COPY INTO awss3.zips_from_json2 FROM '@Samples/samples.dremio.com/zips.json' FILE_FORMAT 'json';
A couple of benefits of the COPY INTO approach:
- It will use the schema of the destination table, whereas CTAS won’t know the desired schema and will coerce the fields based standard JSON datatype
- You can add data from a single file as well as from a directory of files
The Iceberg Advantage
Now that your data is in an Iceberg table you can take advantage of full DML from Dremio to run updates, deletes, and upserts on your data.

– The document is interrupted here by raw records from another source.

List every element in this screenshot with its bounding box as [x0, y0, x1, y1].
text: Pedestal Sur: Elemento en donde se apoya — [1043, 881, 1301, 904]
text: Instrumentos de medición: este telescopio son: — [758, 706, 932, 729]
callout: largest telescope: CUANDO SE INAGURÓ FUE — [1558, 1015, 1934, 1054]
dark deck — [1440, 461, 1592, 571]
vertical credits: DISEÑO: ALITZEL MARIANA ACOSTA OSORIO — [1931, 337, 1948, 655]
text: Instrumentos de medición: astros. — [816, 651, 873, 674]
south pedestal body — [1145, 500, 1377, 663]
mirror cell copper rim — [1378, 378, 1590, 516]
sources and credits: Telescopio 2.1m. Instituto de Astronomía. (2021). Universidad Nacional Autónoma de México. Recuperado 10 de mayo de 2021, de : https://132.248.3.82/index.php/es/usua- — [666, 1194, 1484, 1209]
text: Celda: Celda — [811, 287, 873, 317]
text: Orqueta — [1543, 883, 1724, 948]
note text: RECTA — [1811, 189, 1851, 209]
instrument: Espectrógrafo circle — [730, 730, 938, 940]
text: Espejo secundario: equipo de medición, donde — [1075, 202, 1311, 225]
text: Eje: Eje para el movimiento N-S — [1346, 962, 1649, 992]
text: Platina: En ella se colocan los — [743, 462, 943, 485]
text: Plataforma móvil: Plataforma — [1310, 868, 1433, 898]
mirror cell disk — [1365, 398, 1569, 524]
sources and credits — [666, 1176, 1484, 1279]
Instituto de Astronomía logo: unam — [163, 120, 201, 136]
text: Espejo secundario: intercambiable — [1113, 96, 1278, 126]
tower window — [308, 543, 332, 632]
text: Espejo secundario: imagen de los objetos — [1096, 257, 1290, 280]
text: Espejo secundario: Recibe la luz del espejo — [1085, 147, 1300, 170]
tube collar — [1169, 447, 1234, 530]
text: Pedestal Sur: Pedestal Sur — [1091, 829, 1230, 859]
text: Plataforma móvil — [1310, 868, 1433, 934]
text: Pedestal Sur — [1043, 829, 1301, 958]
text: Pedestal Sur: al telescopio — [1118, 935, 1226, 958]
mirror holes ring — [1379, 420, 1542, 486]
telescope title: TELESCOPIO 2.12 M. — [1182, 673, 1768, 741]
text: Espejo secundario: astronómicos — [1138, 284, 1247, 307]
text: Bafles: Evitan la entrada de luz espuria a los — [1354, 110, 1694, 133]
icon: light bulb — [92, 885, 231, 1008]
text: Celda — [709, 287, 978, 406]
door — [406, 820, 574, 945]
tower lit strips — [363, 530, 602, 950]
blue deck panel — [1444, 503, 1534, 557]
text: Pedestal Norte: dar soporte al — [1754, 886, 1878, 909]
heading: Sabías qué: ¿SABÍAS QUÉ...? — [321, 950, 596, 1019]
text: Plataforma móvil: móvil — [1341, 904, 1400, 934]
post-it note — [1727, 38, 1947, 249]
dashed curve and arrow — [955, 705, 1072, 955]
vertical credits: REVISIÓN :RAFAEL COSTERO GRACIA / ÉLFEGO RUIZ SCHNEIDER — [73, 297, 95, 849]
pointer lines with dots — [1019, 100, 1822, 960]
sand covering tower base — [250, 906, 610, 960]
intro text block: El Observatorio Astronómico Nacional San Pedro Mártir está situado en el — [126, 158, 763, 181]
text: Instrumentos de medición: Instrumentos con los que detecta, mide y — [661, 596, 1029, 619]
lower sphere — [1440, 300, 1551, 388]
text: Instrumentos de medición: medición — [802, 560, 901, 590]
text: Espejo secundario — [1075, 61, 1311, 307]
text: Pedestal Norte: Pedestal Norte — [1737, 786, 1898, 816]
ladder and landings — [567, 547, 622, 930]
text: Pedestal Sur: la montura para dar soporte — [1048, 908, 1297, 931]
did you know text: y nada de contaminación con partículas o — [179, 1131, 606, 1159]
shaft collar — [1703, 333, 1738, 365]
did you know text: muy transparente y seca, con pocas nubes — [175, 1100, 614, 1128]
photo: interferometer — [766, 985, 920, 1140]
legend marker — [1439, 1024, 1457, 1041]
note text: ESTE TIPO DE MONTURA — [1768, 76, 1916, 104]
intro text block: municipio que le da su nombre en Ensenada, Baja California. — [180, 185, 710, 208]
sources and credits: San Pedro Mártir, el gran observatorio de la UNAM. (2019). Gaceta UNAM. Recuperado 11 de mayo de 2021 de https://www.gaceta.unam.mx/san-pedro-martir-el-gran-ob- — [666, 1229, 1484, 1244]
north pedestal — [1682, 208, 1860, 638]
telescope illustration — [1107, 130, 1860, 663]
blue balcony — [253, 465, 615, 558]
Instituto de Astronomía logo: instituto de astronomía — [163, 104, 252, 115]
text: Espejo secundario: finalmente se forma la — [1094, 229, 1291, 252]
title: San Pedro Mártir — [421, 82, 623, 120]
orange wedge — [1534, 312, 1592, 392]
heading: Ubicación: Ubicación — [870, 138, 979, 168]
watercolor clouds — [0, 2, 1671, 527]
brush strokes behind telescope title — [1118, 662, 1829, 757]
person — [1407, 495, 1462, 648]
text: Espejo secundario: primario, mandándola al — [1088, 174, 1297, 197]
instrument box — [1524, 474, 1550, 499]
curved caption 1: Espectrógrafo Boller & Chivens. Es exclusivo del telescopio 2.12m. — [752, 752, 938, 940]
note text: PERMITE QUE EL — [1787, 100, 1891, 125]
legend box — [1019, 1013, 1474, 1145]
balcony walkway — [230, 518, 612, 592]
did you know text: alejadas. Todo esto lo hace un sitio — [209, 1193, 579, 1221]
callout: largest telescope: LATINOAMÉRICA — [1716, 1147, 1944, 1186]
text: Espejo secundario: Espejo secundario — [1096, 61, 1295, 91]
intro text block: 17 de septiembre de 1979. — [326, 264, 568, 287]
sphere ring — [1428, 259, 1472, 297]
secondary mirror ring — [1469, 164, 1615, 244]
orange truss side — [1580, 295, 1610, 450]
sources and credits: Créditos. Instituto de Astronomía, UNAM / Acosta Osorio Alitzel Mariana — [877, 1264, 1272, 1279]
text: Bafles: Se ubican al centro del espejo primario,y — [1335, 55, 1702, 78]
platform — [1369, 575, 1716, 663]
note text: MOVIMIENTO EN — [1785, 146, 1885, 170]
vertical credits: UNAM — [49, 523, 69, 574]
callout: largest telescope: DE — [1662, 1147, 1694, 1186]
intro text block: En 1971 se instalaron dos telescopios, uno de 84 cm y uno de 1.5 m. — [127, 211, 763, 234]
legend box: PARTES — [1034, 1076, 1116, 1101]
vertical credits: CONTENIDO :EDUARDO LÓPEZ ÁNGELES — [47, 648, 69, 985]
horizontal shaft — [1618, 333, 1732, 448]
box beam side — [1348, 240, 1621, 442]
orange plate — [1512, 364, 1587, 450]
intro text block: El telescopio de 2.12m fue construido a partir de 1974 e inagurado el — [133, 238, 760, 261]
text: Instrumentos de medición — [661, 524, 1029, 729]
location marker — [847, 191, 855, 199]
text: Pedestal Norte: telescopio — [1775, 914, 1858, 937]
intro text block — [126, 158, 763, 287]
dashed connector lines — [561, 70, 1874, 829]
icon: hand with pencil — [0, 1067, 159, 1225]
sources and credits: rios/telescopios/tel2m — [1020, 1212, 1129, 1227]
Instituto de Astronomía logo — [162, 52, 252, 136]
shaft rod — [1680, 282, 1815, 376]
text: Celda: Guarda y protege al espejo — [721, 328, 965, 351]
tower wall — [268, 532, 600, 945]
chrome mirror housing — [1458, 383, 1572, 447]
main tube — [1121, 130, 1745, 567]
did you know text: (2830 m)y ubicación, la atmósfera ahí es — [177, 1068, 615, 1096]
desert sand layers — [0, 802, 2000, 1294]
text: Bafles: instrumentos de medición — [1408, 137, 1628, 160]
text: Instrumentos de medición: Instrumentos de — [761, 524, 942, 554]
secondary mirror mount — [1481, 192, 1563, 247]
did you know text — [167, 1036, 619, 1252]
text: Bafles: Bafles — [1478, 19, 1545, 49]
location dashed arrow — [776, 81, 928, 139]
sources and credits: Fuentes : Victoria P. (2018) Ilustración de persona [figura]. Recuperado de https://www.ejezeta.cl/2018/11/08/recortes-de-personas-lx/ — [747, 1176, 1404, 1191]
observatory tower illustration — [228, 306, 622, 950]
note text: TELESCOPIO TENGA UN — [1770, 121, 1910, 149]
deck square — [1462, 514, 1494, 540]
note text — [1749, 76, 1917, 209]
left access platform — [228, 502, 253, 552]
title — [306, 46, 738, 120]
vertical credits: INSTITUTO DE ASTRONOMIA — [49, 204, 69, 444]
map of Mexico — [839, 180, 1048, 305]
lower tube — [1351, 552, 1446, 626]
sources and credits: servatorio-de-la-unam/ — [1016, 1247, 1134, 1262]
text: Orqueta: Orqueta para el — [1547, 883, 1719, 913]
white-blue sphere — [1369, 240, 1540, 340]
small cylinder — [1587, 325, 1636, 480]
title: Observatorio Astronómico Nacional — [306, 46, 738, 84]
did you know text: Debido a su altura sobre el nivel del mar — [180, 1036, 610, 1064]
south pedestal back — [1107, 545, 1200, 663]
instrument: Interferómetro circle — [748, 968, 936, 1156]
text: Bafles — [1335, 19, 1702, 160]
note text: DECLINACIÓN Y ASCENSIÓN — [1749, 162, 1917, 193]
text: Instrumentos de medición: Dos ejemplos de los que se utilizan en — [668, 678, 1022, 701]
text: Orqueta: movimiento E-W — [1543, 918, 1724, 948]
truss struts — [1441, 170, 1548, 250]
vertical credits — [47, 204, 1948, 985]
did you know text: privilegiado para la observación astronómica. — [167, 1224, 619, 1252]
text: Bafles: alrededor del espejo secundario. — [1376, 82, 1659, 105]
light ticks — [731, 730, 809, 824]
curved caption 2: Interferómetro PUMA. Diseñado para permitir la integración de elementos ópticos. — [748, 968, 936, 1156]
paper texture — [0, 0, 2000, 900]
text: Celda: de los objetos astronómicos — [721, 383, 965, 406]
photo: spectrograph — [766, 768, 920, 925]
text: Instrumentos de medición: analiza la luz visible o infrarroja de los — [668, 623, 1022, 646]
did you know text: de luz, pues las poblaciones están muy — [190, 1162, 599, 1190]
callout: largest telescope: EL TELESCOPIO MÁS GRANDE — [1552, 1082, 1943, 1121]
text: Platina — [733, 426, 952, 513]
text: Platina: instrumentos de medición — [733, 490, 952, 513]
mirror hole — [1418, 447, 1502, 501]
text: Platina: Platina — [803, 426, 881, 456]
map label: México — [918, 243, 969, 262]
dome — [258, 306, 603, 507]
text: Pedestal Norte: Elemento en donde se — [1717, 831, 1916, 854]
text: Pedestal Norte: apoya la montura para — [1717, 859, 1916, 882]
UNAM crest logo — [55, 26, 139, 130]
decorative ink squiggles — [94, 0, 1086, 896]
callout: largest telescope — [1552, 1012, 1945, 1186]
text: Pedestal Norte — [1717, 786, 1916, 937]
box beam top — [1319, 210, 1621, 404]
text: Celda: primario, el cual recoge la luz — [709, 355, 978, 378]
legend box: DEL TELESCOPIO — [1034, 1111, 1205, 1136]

UPDATE awss3."zips_from_json" SET pop=11111 WHERE city='AGAWAM';
DELETE FROM awss3."zips_from_json" WHERE city='AGAWAM';
MERGE INTO awss3."zips_from_json" z USING (SELECT * FROM zips_staging) s ON n.id = s.id WHEN MATCH THEN UPDATE SET city = s.city, loc = s.loc, pop = s.pop, state = s.state, _id = s._id WHEN NOT MATCHED THEN INSERT (city, loc, pop, state, _id) VALUES (s.city, s.loc, s.pop, s.state, s_id);
Conclusion
Not only can you query this new Iceberg table using your Dremio account but you can also work with this table using other tools like Apache Spark, Apache Flink, and any other tool that supports Apache Iceberg and connects to your catalog, giving you open access to your data with metadata that enables smarter query planning to speed up performance and lower your cloud compute bill.